The fall, last year, in the stock of direct foreign investment held in Malta was of €3 billion, attributable mainly to drops in equity capital held by financial and insurance firms. The largest slice, €2 billion, is said to have represented equity held by Deutsche Bank. There were other foreign banks that did the same. At the end of the year, the stock stood at €9.6 billion.

What is somewhat worrying is that the investment climate is still unsettled, with the United Nations Conference On Trade and Development recording a drop of 18 per cent in global foreign direct investment in 2012. In its view, the road to recovery in foreign direct investment is proving bumpy and could take longer than expected as economic fragility and policy uncertainty in a number of major economies give rise to caution among investors.

This means that Malta has to work harder to ensure it will get its share, not just in financial and insurance sectors, but, particularly so, in sectors that pump blood into the economy and provide employment.

Malta may have not done all that bad over the years in attracting foreign investment as its resilience, performance and state of its economic set-up shows. New business lines have given a fresh dimension to the economy. The Chinese investment in power generation and the string of new projects announced recently by Malta Enterprise, and which were approved in the first half of this year, also indicate a degree of activity that will do the economy well if they all come to fruition

However, Malta badly needs to pull up its socks if it wants to do even better. Forget all the stereotyped selling points, such as, for example, that all Maltese are bilingual, which some would challenge. The situation on the ground, as seen by outsiders, has to improve if the island is to get better rankings.
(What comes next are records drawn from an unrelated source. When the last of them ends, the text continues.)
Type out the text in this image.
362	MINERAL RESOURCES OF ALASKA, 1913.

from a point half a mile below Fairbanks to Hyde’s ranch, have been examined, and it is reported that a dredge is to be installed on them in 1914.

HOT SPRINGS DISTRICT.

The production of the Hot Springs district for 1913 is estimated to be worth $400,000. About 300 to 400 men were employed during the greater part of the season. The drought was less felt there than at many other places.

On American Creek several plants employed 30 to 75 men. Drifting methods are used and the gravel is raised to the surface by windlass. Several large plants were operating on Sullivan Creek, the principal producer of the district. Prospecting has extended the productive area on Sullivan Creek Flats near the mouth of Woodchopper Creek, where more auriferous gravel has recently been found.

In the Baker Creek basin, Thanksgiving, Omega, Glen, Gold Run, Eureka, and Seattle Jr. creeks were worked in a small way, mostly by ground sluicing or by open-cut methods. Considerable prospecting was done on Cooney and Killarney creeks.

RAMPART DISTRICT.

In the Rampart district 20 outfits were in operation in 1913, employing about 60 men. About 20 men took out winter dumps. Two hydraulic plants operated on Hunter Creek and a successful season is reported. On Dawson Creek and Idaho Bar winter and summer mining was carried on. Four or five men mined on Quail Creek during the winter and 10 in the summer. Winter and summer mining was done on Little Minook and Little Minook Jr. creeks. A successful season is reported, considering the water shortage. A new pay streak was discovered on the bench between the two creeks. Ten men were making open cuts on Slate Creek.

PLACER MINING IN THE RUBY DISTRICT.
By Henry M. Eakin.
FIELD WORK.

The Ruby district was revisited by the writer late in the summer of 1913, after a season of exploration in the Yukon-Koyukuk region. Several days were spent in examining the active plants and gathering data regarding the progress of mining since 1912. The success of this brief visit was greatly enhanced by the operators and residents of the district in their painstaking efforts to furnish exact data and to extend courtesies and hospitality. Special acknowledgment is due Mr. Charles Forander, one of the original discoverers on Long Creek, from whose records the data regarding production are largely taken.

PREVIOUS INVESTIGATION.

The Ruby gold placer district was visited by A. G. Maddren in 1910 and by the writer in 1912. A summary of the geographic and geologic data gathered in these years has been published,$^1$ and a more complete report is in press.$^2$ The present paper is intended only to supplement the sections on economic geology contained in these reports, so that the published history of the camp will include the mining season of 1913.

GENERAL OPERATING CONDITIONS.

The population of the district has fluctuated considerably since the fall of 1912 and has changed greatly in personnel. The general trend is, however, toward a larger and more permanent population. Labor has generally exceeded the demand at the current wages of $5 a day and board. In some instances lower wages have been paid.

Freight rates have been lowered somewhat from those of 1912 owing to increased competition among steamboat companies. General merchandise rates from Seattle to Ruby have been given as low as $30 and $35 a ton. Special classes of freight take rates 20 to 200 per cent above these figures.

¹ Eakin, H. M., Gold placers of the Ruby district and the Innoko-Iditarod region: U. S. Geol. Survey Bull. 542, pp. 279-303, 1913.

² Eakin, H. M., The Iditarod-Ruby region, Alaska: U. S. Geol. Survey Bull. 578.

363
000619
A World Bank ‘Doing business’ report for last year places Malta down in the overall ‘ease of doing business’ index for local firms – 103 out of 189, well behind Iceland (13), Ireland (15), Estonia (22), Latvia (24), Botswana (56), Bulgaria (58), St Lucia (64), Ghana (67) and even Rumania (73).

Malta’s ranking in the index for ‘starting a business’ is 161 and that for dealing with construction permits, 163. These rankings ought to bring the island to its senses.

But there is also a political angle. Investors would also check out a country’s regulatory structures for their efficiency and, even more so, for their fairness.

They would investigate, too, a government’s ethical behaviour, transparency and the degree of political patronage in the country.

There is a price to pay for shortcomings in all these and other vital areas.